Big money talks very loudly. That is why states should demand more information from nonprofits about their biggest donors.

Marian Conway filed this report for The NonProfit Quarterly:

The question of whether a large donor will attempt to influence how the organization is run is a common concern to nonprofits. And not just public charities, either; foundations can feel this pressure too, particularly the philanthropic foundations whose sole purpose is to support universities. Often, the agreements between grantor and foundation grantee are secretive, struck behind closed doors.

It was revealed in 2018 that George Mason University had allowed the Charles Koch Foundation to actively participate in hiring and reviewing faculty as part of their grant gift agreements. Since 2005, the Koch grants to GMU total about $96 million. The uproar led the school to create new policies, made public in commentary by Angel Cabrera, GMU’s president.
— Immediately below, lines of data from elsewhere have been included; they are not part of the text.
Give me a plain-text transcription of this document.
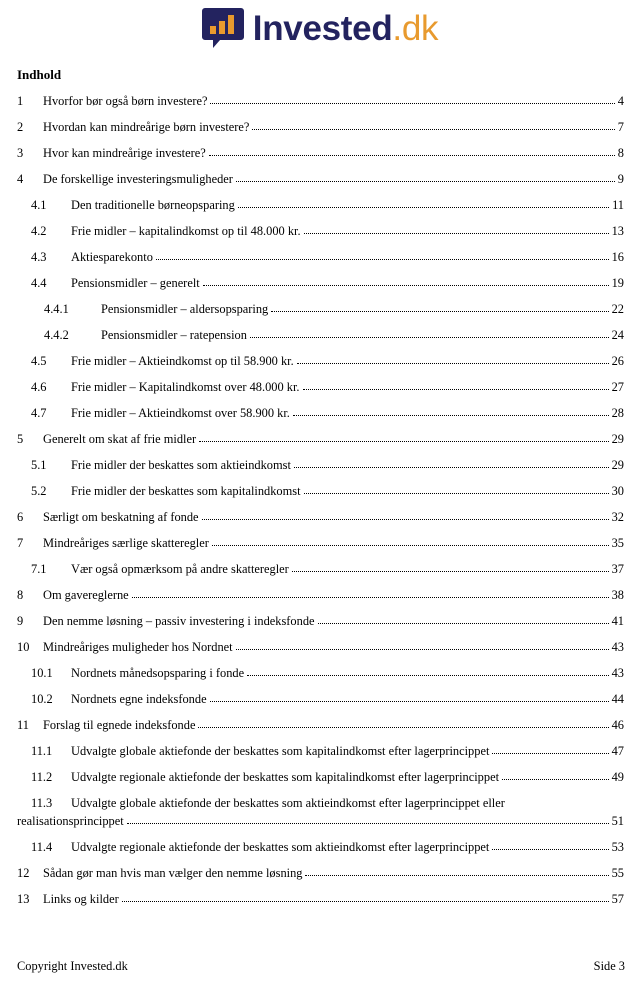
Invested.dk
Indhold
1 Hvorfor bør også børn investere?	4
2 Hvordan kan mindreårige børn investere?	7
3 Hvor kan mindreårige investere?	8
4 De forskellige investeringsmuligheder	9
4.1 Den traditionelle børneopsparing	11
4.2 Frie midler – kapitalindkomst op til 48.000 kr.	13
4.3 Aktiesparekonto	16
4.4 Pensionsmidler – generelt	19
4.4.1	Pensionsmidler – aldersopsparing	22
4.4.2	Pensionsmidler – ratepension	24
4.5 Frie midler – Aktieindkomst op til 58.900 kr.	26
4.6 Frie midler – Kapitalindkomst over 48.000 kr.	27
4.7 Frie midler – Aktieindkomst over 58.900 kr.	28
5 Generelt om skat af frie midler	29
5.1 Frie midler der beskattes som aktieindkomst	29
5.2 Frie midler der beskattes som kapitalindkomst	30
6 Særligt om beskatning af fonde	32
7 Mindreåriges særlige skatteregler	35
7.1 Vær også opmærksom på andre skatteregler	37
8 Om gavereglerne	38
9 Den nemme løsning – passiv investering i indeksfonde	41
10 Mindreåriges muligheder hos Nordnet	43
10.1 Nordnets månedsopsparing i fonde	43
10.2 Nordnets egne indeksfonde	44
11 Forslag til egnede indeksfonde	46
11.1 Udvalgte globale aktiefonde der beskattes som kapitalindkomst efter lagerprincippet	47
11.2 Udvalgte regionale aktiefonde der beskattes som kapitalindkomst efter lagerprincippet	49
11.3 Udvalgte globale aktiefonde der beskattes som aktieindkomst efter lagerprincippet eller
realisationsprincippet	51
11.4 Udvalgte regionale aktiefonde der beskattes som aktieindkomst efter lagerprincippet	53
12 Sådan gør man hvis man vælger den nemme løsning	55
13 Links og kilder	57
Copyright Invested.dk	Side 3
The new transparency policy would release “as much information as possible” without betraying a donor’s privacy.

However, that’s the decision of just one university. There’s no consistency from one foundation to another or one state to the next. For instance, the Research Foundation for the State University of New York (SUNY), which serves all the schools in the New York public higher education system, making it the largest research foundation for public higher education institutions in the country, must reveal information because more than half its $1.2 billion in revenue is government funding. Generally, government support generally goes right to the college, making government funding to a school foundation somewhat unusual. Accordingly, the foundation has now been included in the state oversight agreement for purchasing that covers SUNY institutions. Most of the other individual school foundations in the 64-college SUNY system do not have the same guidelines.

[…]

Rather than trying to fit private foundations into a public mold, it seems easier to regulate their transparency. While some foundations do have a culture of openness, it will take state legislators to make the changes needed to have all public university foundations behave similarly. While the foundations may be private, and the gifts they receive come from private donors, they are working for public organizations and are in a vulnerable position, open to influence from larger donors. The foundations in question control billions of dollars, so the public should know if the donors behind those dollars are exerting pressure on the universities.